My take: Perplexity Brain is a practical bet that work memory, not personality, is the next real differentiator for AI agents. Vellum previously pointed out that Perplexity Computer lacked persistent memory across sessions. Brain fixes this by shifting memory toward the agent’s actual work history. While the marketing hints at recursive self-improvement, it’s really a periodic update. Brain synthesizes past sessions overnight into an LLM wiki, giving the agent a better starting point for each new task without retraining the underlying model. The enterprise angle is strong, but the governance controls are completely missing. We don’t know the rules for data ownership, lifecycles, or how admins delete these generated wikis. Test it in the preview, but wait for clear admin controls before trusting it with sensitive enterprise work.
Read more:
- Perplexity Brain Adds Self-Improving Work Memory to Its Agent
- 10 Best Perplexity Computer Alternatives in 2026
Meta Launches Facebook AI Mode From Public Posts
https://www.androidheadlines.com/2026/06/facebook-ai-mode-search-engine-public-posts.html

The News:
- On June 15, Meta launched Facebook AI Mode in the US, adding AI answers to Facebook search.
- Queries now return plain-language answers instead of link lists, using public content from Groups, Reels, and Marketplace.
- The tool can surface local Group discussions, active Marketplace listings, and clips from existing Reels.

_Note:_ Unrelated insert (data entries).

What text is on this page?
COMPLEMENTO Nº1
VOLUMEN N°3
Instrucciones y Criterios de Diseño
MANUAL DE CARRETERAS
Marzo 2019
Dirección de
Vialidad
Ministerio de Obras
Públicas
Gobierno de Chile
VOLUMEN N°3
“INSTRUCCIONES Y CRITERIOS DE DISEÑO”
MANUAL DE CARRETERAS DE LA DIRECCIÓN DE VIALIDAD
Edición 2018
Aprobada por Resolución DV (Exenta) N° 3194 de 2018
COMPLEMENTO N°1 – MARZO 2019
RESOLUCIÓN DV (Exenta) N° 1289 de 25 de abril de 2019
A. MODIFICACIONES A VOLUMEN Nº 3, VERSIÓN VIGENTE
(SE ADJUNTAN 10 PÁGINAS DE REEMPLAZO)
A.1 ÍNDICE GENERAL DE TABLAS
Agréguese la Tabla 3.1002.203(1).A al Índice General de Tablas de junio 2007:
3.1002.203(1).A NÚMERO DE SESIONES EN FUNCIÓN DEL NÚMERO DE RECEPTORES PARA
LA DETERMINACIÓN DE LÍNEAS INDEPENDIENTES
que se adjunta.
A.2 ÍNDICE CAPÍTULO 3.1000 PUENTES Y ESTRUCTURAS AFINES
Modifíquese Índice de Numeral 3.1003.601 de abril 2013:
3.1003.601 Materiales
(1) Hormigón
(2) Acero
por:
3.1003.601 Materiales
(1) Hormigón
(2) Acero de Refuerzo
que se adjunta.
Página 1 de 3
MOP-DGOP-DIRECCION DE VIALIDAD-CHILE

- Because it summarizes everyday user posts rather than verified databases, answers may include outdated or unverified advice.
- Meta also recently launched Facebook and Instagram Plus memberships from $3.99 a month, and TechCrunch reports more AI-related tiers are on the way.
My take: Meta isn’t just adding AI to Facebook search. They are turning public social chatter into an answer layer by generating AI answers directly from public content. Getting plain-language summaries instead of feed scrolling is incredibly useful for discovery – Facebook Groups are full of practical local recommendations and niche troubleshooting that ordinary search engines often miss. The catch is reliability. Because the tool summarizes everyday user posts rather than verified databases, there’s a potential risk that the AI will surface outdated information or unverified advice. If you’re looking for an active Marketplace listing or local tips, this is a great update. Just be careful not to treat social summaries as verified facts.